Three Canadian documentaries will make their U.S. premiere at the Sundance Film Festival next January.

Sundance, the U.S. top festival of independent film, on Thursday released a list of 121 feature films selected for the 2008 festival.

Up the Yangtze documents life around and on a river in China that's about to be transformed by the biggest hydroelectric dam in history.Up the Yangtze documents life around and on a river in China that's about to be transformed by the biggest hydroelectric dam in history.
(Jonathan Chang/EyeSteelFilm)

The Canadian documentaries are:

  • Triage: Dr. James Orbinski's Humanitarian Dilemma, an NFB-backed film directed by Patrick Reed about James Orbinski, former head of Doctors Without Borders, who returns to Somalia and Rwanda to revisit the state of humanitarian aid in those countries. 
  • Up the Yangtze, by Montreal filmmaker Yung Chang, studies life in China in the shadow of the Three Gorges hydroelectric project. It is a co-production of the NFB, EyeSteelFilm and CBC Newsworld/SRC.
  • Women of Brukman, by Montreal's Isaac Isitan, shows what happens when workers take over a Buenos Aires men's clothing factory and continue production on a self-management model.

"The creativity, urgency and passion of this year's filmmakers are palpable, proving that independent filmmaking is alive and well, not only in the U.S., but throughout the world," said John Cooper, director of programming for Sundance.

Festival programmers sifted through 3,624 feature films, including 1,600 from outside the U.S., to make their selections.

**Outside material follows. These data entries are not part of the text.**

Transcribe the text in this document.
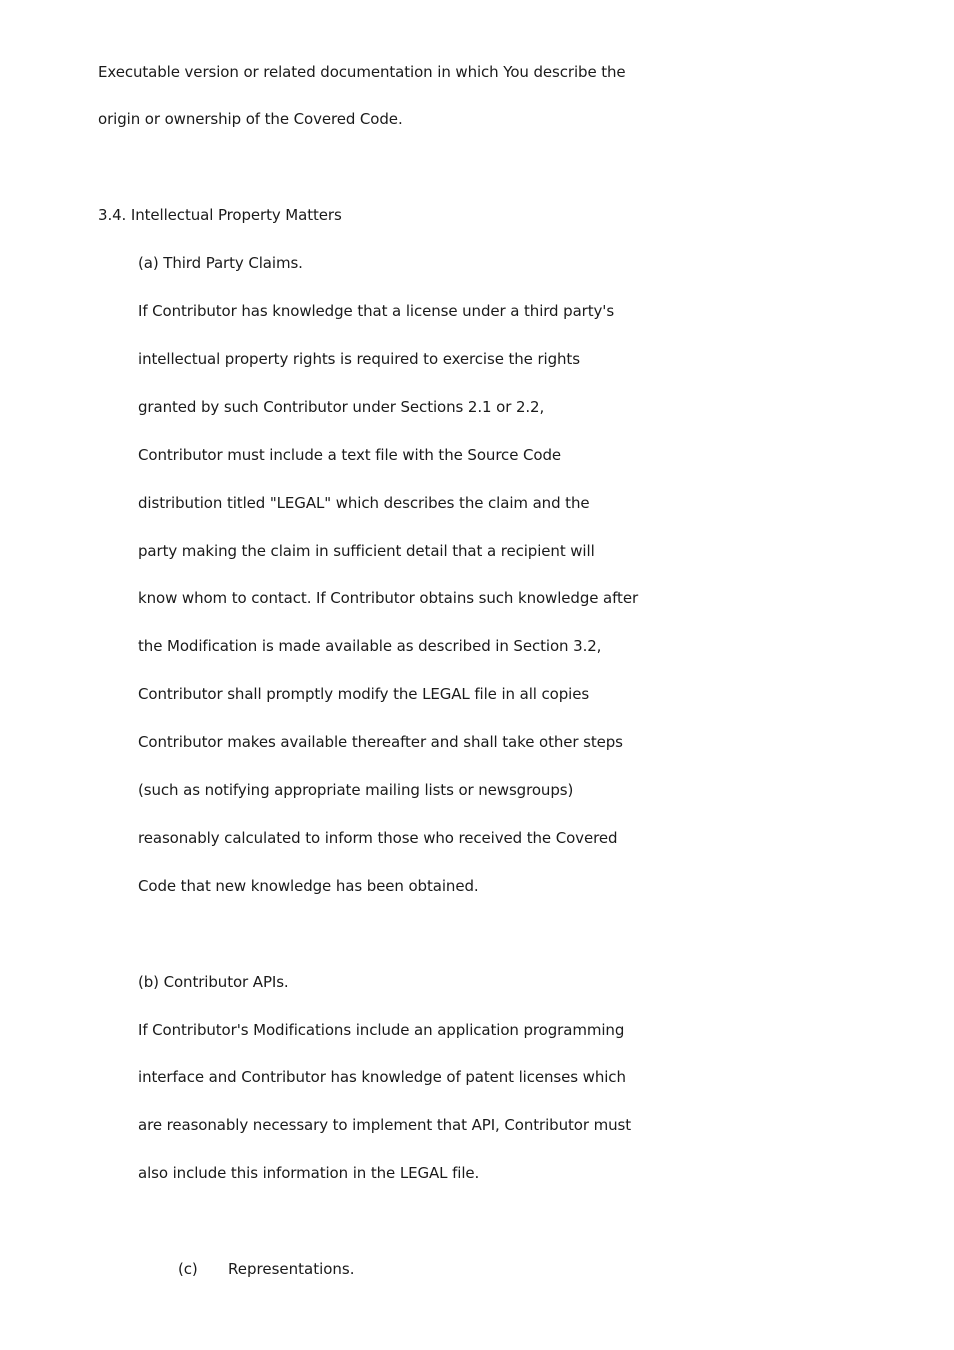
Executable version or related documentation in which You describe the
origin or ownership of the Covered Code.
3.4. Intellectual Property Matters
(a) Third Party Claims.
If Contributor has knowledge that a license under a third party's
intellectual property rights is required to exercise the rights
granted by such Contributor under Sections 2.1 or 2.2,
Contributor must include a text file with the Source Code
distribution titled "LEGAL" which describes the claim and the
party making the claim in sufficient detail that a recipient will
know whom to contact. If Contributor obtains such knowledge after
the Modification is made available as described in Section 3.2,
Contributor shall promptly modify the LEGAL file in all copies
Contributor makes available thereafter and shall take other steps
(such as notifying appropriate mailing lists or newsgroups)
reasonably calculated to inform those who received the Covered
Code that new knowledge has been obtained.
(b) Contributor APIs.
If Contributor's Modifications include an application programming
interface and Contributor has knowledge of patent licenses which
are reasonably necessary to implement that API, Contributor must
also include this information in the LEGAL file.
(c) Representations.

The dramatic competition includes The Last Word, Geoff Haley's film  starring Winona Ryder about a solitary writer who makes his living composing other people's suicide notes, and American Son, Neil Abramson's film about a Marine confronting his volatile home life on a Thanksgiving weekend before he is sent for active duty.

Director Clark Greg is bringing an adaptation of Chuck Palahniuk's novel, Choke, about a mother-son relationship.

Courtney Hunt has directed Frozen River, about a mother living on a Mohawk reservation bordering Canada who turns to illegal immigrant smuggling to help support her son.

Among the international feature films are:

  • Absurdistan, by Germany's Veit Helmer, about a couple whose romance is threatened by a sex strike in their village.
  • I Always Wanted to Be a Gangster, by France's Samuel Benchetrit, about four aspiring criminals trying to make their mark.
  • Good Morning Heartache, by Italy's Anna Negri, about a young couple who break up while their lives are being filmed for a documentary.
  • Strangers, by Israel's Erez Tadmor and Guy Nattiv, about an Israeli man and a Palestinian woman who meet in the carefree atmosphere of the World Cup finals and fall in love.

The 2008 Sundance Film Festival is scheduled for Jan. 17-27 in Park City, Utah.